All aboard! The Brittany coast from an old sailing boat

How about taking to the seas in Brittany to admire the beauty of the coast? It’s even better on an old rig (‘gréement’) – these traditional sailing boats have either been carefully maintained over the years or are faithful replicas of dundees, langoustiers and tuna boats of yesteryear. In full sail, you can now simply enjoy these as pleasure boats and be carried on the waves. If this sounds like your dream, read on! We’re casting off the moorings...

Sail the 18th-century way on the Étoile du Roy

At the foot of the ramparts of Saint-Malo, don your boots, catch your tricorne and jump on the bridge of the Étoile du Roy, an incredible privateer frigate, the third-largest traditional French sailing boat. With 20 guns still in place and 790m² of sails, it’s a figurehead straight out of the picture books... just cross the footbridge to go back in time. Want to sail a long course on this famous three-master? Voyages to Paimpol or Roscoff are open to volunteers. Go on, we dare you!
The Etoile du Roy (External link)

Sail on the An Durzunel

Head to the Bay of Cancale for a salty ride aboard the An Durzunel, Breton for ‘turtledove’. Rebuilt according to vintage plans, this old fishing boat is fiery in the breeze and it’s ideal for beginners to learn the ropes. Be a sailor for the day, with the jib or the foresail, pull, hoist, line and hold the bar. You can even go rock-hopping with the Mont-Saint-Michel in sight!
An Durzunel (External link)

Learn about watercolours aboard Eulalie

On the quays of Lézardrieux not far from the island of Bréhat, Eulalie, a beautiful sardine boat off the coast, comfortably welcomes its crew. They’ll pack food and watercolour boxes for a painting class in the middle of the sea. With the lugsail and foresail hoisted, the brushes can start to navigate on the paper. With a lighthouse to the port side, a trawler offshore and the pink rocks of Bréhat in sight, Brittany strikes a pose in style.
Eulalie (External link)

Navigate the old way on La Recouvrance

150 tons, nine sails totalling 430m², 4km of rope and 130 pulleys... the statistics of the Recouvrance have something to impress beginner sailors, especially when the proud schooner, all dressed in wood, arrives in Brest harbour. A replica of an aviso military boat from 1817, La Recouvrance relives its history with old-fashioned maps, compass and Cras navigation plotter. Watch your head when it turns – with its 600 kilos, the beam could knock out more than one unsuspecting sailor!
La Recouvrance (External link)

Birdwatch from the Saint-Guirec

From Perros-Guirec, the Sept-Iles and their treasures are only a few miles away, a paradise for birds and birdwatchers.
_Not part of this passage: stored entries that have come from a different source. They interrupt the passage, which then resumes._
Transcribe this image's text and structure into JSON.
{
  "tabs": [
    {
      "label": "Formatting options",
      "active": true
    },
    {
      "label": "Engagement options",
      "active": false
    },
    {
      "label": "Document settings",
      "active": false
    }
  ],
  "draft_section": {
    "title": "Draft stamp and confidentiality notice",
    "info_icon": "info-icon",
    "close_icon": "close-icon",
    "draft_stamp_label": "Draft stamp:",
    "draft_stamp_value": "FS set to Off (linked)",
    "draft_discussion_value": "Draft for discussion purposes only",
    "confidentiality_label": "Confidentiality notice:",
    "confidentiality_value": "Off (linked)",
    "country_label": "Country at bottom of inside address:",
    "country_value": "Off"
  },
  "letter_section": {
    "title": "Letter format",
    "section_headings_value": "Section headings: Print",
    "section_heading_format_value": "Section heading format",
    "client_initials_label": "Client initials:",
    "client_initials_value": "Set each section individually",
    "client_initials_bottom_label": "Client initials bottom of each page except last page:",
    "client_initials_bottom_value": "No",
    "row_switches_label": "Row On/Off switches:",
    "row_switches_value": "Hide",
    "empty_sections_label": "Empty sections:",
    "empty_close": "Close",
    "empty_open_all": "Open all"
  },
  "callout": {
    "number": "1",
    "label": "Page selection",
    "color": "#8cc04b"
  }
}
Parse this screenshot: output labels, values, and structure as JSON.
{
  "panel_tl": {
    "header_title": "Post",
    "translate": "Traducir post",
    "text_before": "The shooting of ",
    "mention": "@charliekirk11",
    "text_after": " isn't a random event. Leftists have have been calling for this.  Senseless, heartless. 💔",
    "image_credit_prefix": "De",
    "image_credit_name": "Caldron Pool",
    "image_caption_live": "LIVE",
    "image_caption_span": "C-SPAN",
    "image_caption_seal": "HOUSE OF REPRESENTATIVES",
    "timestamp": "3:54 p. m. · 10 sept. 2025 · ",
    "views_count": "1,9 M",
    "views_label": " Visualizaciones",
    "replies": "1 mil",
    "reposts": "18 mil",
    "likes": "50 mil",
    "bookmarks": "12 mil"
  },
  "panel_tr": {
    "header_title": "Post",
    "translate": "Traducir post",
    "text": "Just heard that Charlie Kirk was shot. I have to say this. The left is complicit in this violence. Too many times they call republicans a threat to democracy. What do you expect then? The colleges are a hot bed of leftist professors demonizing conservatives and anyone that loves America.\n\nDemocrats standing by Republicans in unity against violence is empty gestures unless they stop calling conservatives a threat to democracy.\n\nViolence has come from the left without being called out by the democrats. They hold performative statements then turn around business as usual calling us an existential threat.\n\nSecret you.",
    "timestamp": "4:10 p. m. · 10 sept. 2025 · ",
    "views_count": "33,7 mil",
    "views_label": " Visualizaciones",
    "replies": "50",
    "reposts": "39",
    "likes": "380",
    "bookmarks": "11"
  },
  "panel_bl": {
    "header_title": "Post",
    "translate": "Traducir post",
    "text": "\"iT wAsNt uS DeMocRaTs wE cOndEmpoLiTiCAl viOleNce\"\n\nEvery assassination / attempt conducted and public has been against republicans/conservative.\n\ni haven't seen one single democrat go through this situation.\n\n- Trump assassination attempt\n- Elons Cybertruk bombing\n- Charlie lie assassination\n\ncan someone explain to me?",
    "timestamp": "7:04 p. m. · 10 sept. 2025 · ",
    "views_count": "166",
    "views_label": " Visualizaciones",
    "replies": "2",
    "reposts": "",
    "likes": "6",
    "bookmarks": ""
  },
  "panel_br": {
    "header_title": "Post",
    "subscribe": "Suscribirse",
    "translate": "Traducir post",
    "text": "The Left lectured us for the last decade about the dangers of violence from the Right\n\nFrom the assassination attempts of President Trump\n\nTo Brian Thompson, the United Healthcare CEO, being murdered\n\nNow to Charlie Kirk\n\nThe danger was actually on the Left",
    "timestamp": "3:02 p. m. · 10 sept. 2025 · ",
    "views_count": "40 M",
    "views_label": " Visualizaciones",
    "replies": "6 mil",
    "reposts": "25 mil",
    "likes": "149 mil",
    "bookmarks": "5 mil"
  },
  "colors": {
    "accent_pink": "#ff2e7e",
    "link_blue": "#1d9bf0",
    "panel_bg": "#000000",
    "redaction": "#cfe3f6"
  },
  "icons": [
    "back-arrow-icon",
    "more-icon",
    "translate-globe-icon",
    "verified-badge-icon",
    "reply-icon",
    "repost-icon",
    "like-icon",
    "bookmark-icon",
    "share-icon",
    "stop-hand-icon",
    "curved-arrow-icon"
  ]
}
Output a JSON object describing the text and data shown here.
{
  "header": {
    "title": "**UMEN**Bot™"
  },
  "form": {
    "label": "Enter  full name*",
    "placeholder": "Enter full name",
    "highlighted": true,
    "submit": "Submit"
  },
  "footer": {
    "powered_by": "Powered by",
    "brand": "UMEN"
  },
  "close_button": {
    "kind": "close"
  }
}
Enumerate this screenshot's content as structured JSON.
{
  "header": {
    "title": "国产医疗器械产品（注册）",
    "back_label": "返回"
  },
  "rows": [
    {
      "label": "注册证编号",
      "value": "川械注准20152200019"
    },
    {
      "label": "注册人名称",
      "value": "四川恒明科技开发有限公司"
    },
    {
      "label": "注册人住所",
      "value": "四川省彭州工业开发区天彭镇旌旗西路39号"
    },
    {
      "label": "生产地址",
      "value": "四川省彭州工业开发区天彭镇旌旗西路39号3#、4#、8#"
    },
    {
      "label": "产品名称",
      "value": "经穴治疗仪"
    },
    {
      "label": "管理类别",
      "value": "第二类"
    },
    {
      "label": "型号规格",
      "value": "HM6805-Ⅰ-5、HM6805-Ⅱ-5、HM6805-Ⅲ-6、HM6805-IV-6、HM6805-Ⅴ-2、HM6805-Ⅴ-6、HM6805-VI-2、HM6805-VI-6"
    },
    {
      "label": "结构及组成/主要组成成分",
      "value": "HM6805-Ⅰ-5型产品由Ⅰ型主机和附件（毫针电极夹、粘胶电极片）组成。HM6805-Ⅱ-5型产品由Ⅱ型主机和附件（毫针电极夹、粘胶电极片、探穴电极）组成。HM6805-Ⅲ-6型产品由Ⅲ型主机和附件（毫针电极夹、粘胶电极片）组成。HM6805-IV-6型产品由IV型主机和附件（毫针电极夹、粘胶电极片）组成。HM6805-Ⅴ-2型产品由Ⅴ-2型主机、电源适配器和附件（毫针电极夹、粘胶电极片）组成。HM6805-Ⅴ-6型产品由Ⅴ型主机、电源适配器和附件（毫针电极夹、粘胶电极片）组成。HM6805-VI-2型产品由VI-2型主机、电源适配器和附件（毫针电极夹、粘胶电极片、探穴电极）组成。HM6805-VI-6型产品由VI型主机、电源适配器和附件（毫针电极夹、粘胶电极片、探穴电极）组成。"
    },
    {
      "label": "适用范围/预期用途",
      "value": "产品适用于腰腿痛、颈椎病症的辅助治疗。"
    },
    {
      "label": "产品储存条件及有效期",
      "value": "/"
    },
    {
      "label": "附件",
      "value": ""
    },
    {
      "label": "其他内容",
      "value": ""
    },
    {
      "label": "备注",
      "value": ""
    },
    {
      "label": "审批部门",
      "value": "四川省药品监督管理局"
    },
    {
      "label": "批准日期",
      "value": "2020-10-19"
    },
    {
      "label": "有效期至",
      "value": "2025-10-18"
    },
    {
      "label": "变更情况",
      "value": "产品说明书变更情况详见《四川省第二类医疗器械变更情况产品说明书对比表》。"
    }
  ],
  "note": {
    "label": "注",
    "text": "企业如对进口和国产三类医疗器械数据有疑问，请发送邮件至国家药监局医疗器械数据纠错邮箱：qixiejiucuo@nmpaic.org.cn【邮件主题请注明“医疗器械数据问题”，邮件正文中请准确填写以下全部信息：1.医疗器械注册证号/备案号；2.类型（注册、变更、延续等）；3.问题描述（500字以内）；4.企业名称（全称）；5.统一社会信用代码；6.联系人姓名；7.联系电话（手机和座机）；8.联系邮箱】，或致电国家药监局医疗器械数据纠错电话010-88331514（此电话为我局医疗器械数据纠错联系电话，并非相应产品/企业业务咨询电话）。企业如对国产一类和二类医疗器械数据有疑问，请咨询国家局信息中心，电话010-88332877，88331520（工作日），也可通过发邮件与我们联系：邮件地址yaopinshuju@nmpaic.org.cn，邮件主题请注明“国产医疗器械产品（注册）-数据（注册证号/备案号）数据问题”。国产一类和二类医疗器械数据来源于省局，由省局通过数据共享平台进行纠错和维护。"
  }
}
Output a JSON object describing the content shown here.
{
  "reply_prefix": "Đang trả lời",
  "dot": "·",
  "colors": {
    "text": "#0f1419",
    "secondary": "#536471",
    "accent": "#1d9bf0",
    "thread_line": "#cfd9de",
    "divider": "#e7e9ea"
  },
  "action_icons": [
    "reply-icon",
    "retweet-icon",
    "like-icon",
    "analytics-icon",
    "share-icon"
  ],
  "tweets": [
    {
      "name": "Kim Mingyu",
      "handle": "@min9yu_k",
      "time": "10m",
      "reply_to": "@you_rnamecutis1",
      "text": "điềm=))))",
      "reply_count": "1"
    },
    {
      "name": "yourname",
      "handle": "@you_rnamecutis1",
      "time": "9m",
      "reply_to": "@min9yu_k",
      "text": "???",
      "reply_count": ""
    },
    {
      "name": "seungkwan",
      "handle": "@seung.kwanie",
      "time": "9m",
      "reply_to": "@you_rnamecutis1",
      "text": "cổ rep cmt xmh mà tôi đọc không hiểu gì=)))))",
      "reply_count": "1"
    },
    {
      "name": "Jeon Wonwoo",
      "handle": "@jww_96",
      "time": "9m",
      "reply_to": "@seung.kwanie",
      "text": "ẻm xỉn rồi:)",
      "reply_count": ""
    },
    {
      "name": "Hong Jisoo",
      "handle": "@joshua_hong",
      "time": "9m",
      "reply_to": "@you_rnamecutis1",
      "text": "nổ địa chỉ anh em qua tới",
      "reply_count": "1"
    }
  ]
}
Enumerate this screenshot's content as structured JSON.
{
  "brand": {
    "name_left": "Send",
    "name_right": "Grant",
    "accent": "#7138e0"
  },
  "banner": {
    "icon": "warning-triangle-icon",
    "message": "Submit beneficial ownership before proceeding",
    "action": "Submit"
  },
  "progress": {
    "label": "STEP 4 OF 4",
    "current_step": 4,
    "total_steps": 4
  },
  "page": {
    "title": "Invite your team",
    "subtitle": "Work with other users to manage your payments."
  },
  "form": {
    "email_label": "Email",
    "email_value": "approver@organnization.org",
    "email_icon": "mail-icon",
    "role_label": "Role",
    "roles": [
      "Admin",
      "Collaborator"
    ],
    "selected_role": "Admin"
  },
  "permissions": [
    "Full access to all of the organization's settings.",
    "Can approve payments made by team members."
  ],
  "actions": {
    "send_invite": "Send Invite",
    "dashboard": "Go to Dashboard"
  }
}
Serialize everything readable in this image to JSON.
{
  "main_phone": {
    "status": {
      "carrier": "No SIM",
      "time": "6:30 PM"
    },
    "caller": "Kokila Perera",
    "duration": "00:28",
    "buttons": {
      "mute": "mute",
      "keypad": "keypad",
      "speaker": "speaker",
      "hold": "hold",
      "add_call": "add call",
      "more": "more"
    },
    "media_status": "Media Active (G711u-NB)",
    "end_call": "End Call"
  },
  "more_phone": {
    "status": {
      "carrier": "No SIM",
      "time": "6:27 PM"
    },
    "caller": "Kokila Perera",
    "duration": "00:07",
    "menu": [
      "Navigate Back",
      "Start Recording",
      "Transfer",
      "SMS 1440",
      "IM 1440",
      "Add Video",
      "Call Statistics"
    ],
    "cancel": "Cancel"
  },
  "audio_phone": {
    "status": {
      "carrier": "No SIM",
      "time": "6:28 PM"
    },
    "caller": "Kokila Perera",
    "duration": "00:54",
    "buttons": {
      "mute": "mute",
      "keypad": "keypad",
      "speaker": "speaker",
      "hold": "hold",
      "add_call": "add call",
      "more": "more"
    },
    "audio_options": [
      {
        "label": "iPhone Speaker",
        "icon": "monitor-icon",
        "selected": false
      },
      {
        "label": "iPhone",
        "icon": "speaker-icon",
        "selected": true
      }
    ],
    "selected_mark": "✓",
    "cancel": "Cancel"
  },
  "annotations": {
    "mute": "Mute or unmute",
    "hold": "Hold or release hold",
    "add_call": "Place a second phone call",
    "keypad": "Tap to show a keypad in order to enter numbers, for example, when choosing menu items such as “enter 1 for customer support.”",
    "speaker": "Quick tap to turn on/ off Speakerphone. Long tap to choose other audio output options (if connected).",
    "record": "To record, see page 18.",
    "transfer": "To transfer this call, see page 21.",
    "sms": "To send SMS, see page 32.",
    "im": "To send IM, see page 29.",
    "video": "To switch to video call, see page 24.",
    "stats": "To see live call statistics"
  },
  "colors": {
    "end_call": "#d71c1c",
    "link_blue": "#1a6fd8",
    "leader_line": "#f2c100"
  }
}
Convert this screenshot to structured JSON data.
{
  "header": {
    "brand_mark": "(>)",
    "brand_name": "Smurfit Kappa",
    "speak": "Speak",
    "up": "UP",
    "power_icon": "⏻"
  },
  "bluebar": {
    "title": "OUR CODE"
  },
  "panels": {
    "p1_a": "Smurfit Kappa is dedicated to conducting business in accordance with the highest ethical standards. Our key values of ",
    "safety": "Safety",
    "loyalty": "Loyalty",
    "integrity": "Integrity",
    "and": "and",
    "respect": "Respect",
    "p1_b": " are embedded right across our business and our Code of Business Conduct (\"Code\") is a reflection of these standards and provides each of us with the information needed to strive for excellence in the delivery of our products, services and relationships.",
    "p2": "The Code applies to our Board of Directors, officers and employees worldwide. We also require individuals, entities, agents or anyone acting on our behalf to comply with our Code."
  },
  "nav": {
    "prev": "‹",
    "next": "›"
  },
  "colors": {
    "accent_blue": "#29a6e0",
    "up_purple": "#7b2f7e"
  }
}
On board the Saint-Guirec, a playful replica of a lobster boat from 1920 with a beautiful green hull and caramel-coloured sails, you’re in a prime spot to watch gannets, cormorants and puffins dressed in black and white nesting in the cliffs. Keep hold of your binoculars. It’s not unusual for a plump grey seal to come into view!
The Saint-Guirec (External link)

Picnic aboard the Ausquémé

Sample the freshest seafood from the varnished deck of an old rig. In the Bay of Cancale, the Ausquémé, built in 1942 for the dredging of oysters in the Gulf of Morbihan, is a beautiful sailboat with Breton heritage, whose kitchen and restaurant is open to the elements. Enjoying oysters in the spray is an invigorating experience.
The Ausquémé (External link)

Catch tuna from Le Biche

The last tuna boat in the Atlantic, which made numerous sailing trips from its home port on the island of Groix, is still looking great. Built in 1934 and restored in 2012, Le Biche is back in service for pleasure cruises off Brittany. All lines out, you’ll admire it racing in the wind, accompanied by a crew of old sea dogs who are quick to tell of their exploits.
La Biche (External link)

Be mistaken for Surcouf, king of privateers

Want to ride the waves like Surcouf, the famous Saint-Malo privateer? This is the one for you! Embark on the replica of his rebel ship, the aptly named ‘Renard’, a racy cutter decked in yellow and black, which tackles the strong currents along the Emerald Coast. The crew doesn’t disarm, but we can give them a hand, or even extend the adventure to rally a gathering of old rigs or watch the departure of a Transat. Magical!
The Renard (External link)

Attend Brest International Maritime Festival

For the eighth edition of the International Maritime Festival, head for Brest from 10-16 July 2020. As it has every four years since 1992, the world will take over the pontoons and harbour for this festival, gathering the largest and most beautiful sailing boats in the world. 1,050 were present in 2016, with 9,000 sailors from 25 nations. Why not come along?